View Full Version
Kamis, 21 Feb 2013

Mendagri 'Ngotot' Audit Dana Ormas Asing,LSM Liberal Kebakaran Jenggot

JAKARTA (voa-islam.com) -  Pembahasan RUU Ormas memasuki tahapan panitia kerja (Panja) DPR.  Mendagri Gamawan Fauzi di kantor Kemendagri, Rabu (20/2) menegaskan, kontrol atau audit terhadap aliran dana ormas dan LSM asing wajib dilakukan oleh pemerintah. Selama ini pemerintah juga mengaudit dana partai politik. 

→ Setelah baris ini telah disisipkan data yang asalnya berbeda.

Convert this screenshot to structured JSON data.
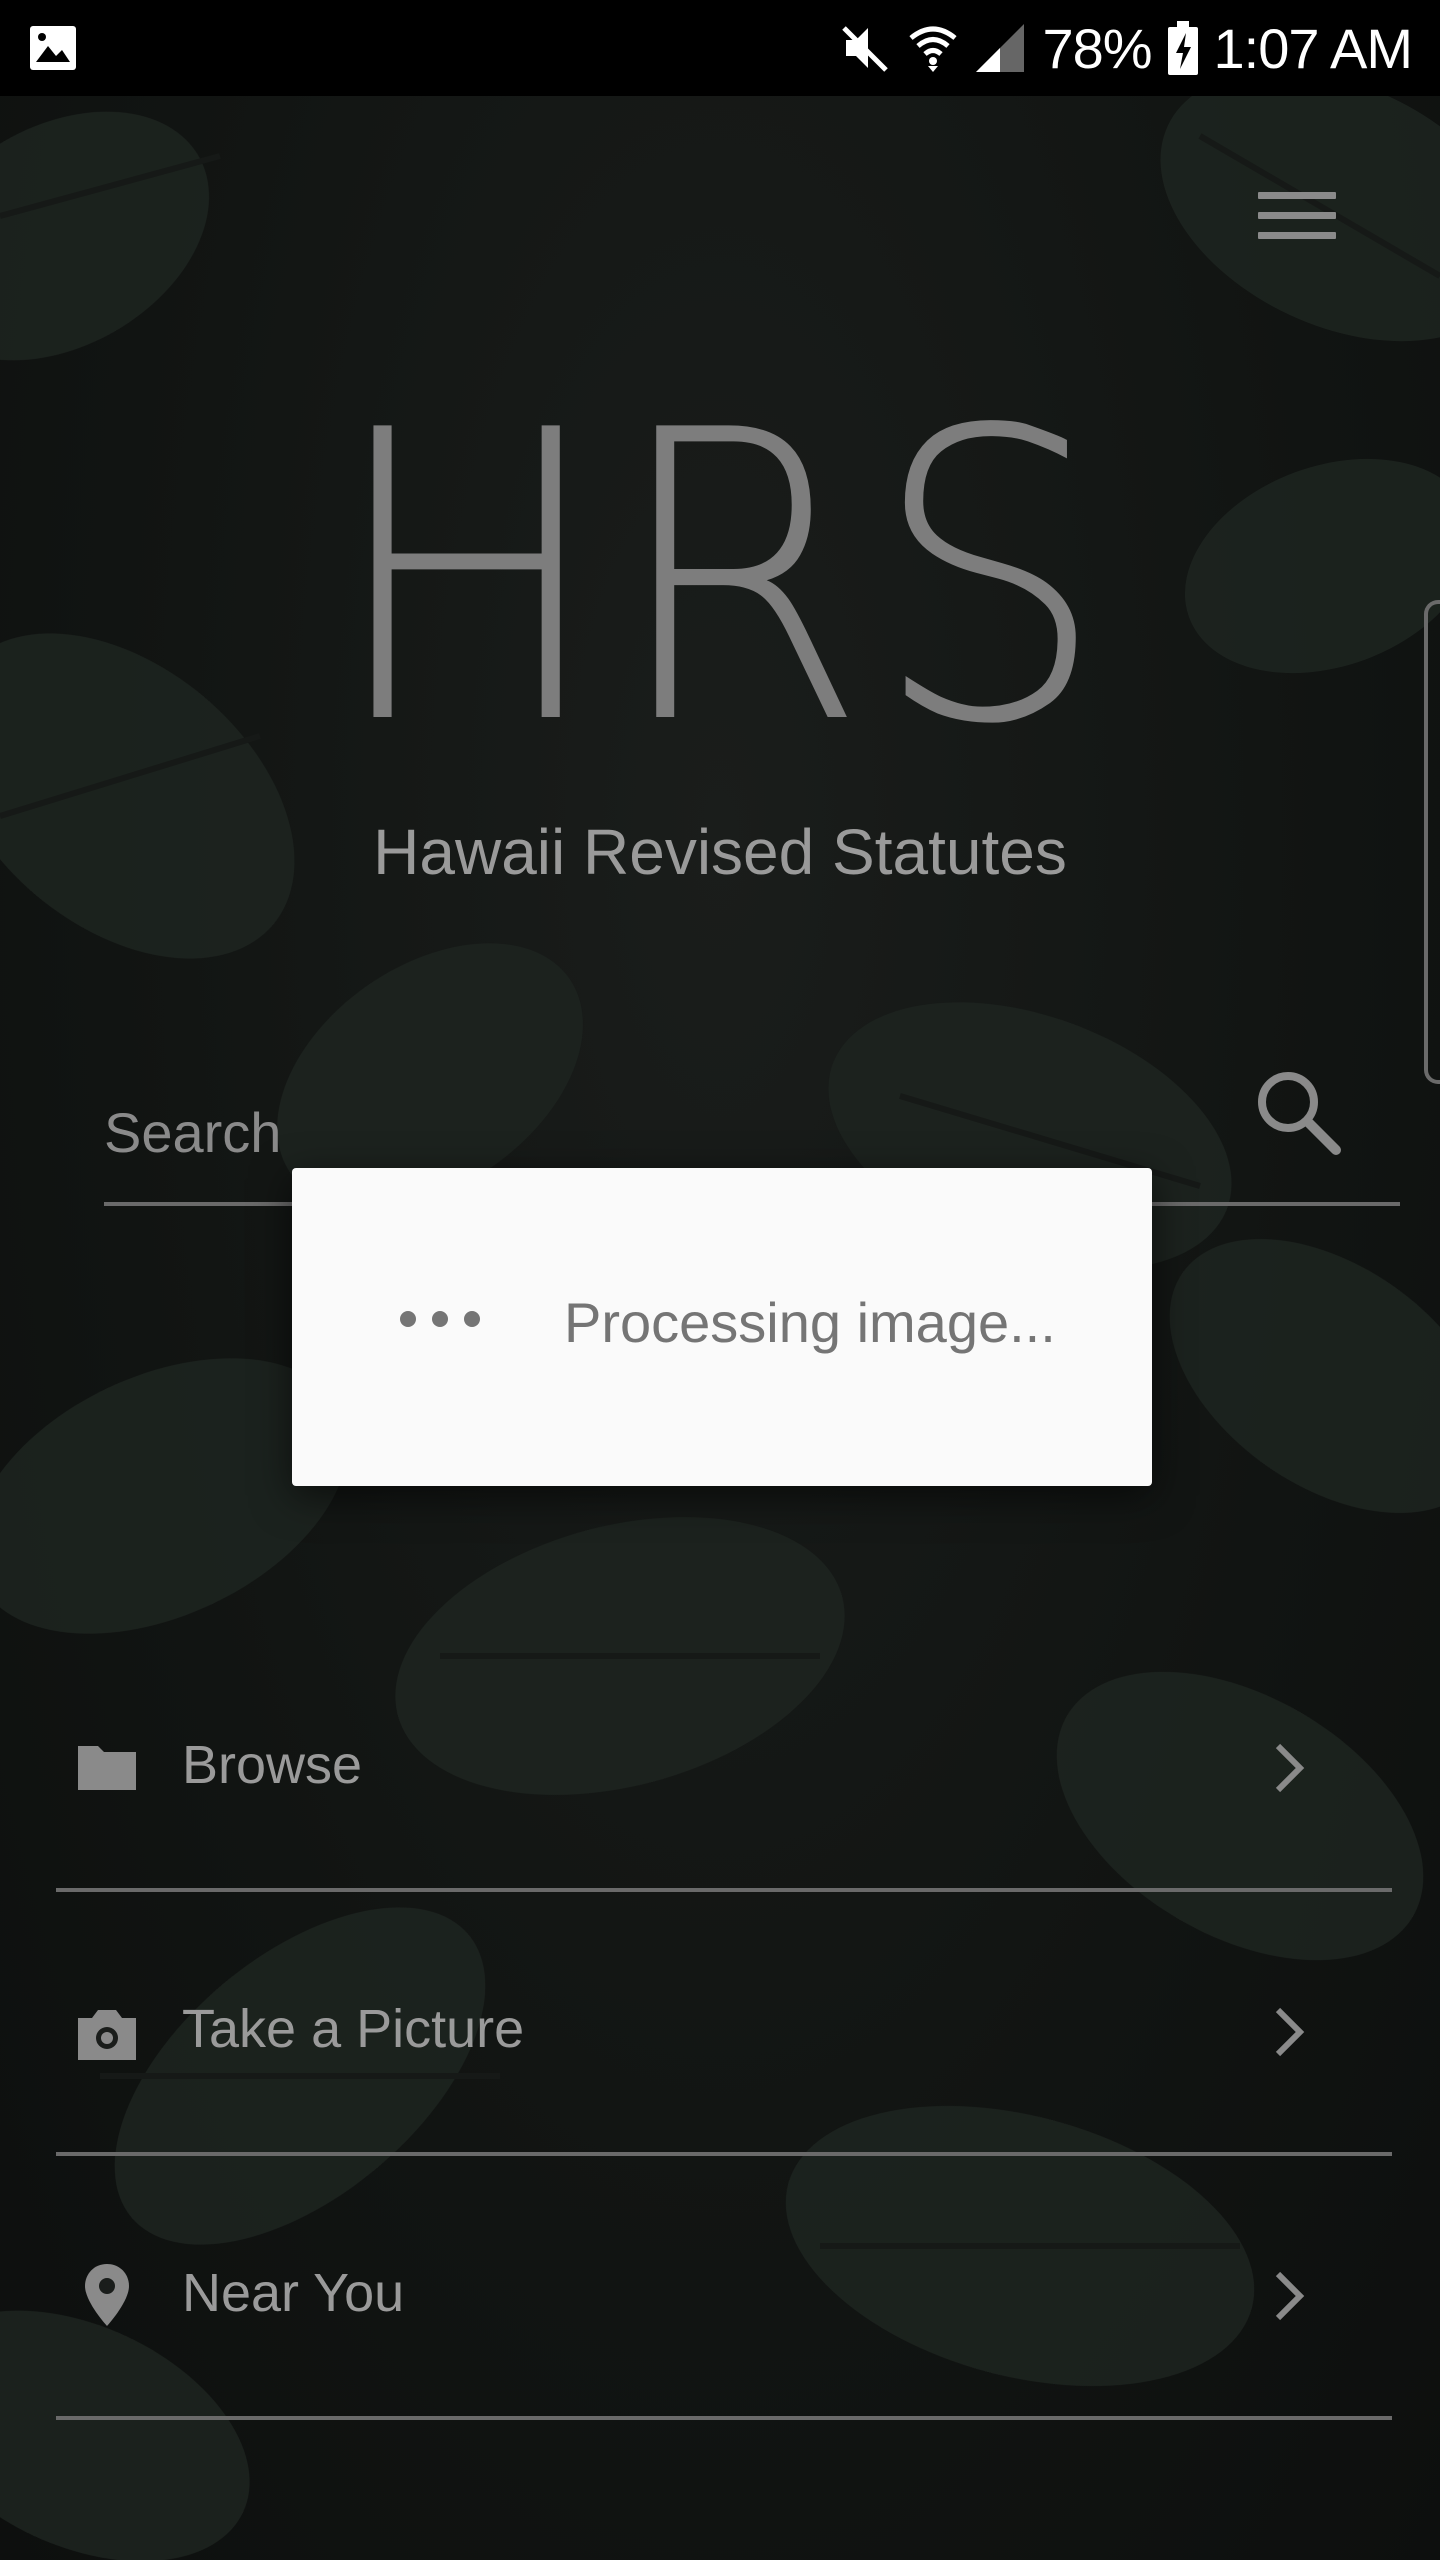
{
  "status_bar": {
    "battery": "78%",
    "time": "1:07 AM",
    "icons": [
      "image-icon",
      "mute-icon",
      "wifi-icon",
      "signal-icon",
      "battery-charging-icon"
    ]
  },
  "header": {
    "menu_icon": "hamburger-menu-icon",
    "logo": "HRS",
    "subtitle": "Hawaii Revised Statutes"
  },
  "search": {
    "placeholder": "Search",
    "icon": "search-icon"
  },
  "dialog": {
    "message": "Processing image..."
  },
  "nav": {
    "items": [
      {
        "label": "Browse",
        "icon": "folder-icon"
      },
      {
        "label": "Take a Picture",
        "icon": "camera-icon"
      },
      {
        "label": "Near You",
        "icon": "location-pin-icon"
      }
    ]
  },
  "colors": {
    "background": "#111412",
    "text_muted": "#9a9a9a",
    "dialog_bg": "#fafafa",
    "dialog_text": "#757575"
  }
}
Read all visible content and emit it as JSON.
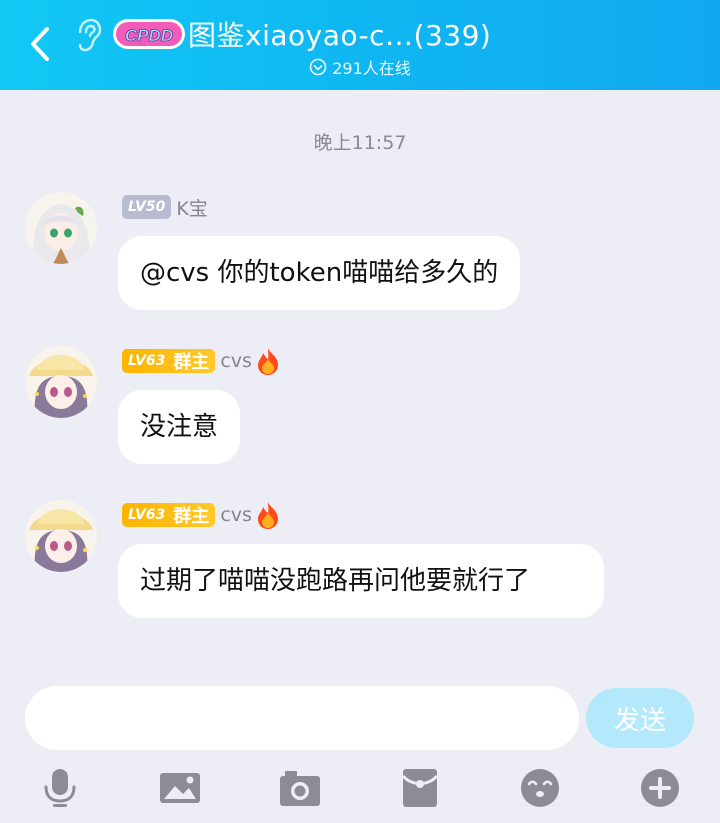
{
  "header": {
    "title": "图鉴xiaoyao-c…(339)",
    "online": "291人在线",
    "badge_text": "CPDD"
  },
  "time_divider": "晚上11:57",
  "messages": [
    {
      "level": "LV50",
      "role": "",
      "nickname": "K宝",
      "text": "@cvs 你的token喵喵给多久的"
    },
    {
      "level": "LV63",
      "role": "群主",
      "nickname": "cvs",
      "text": "没注意"
    },
    {
      "level": "LV63",
      "role": "群主",
      "nickname": "cvs",
      "text": "过期了喵喵没跑路再问他要就行了"
    }
  ],
  "input": {
    "placeholder": "",
    "send_label": "发送"
  },
  "toolbar": [
    "mic-icon",
    "image-icon",
    "camera-icon",
    "red-packet-icon",
    "emoji-icon",
    "plus-icon"
  ],
  "colors": {
    "header": "#12b8f2",
    "background": "#ededf5",
    "send_disabled": "#b4e9fb",
    "level_gold": "#ffb400"
  }
}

Gamawan menilai, kalau parpol harus diaudit dan ormas tidak, maka negara bisa kehilangan kontrol terhadap kegiatan ormas. Ia pun menjamin audit itu hanya untuk transparansi. Hingga kini, katanya, belum ada aturan pidana jika nanti ditemukan aliran dana yang bermasalah. "Setidaknya kita tahu. Kalau dikirimkan Rp 100 juta (dari donatur) setiap hari sebanyak lima kali sehari, bagaimana kalau pencucian uang?" ujarnya. 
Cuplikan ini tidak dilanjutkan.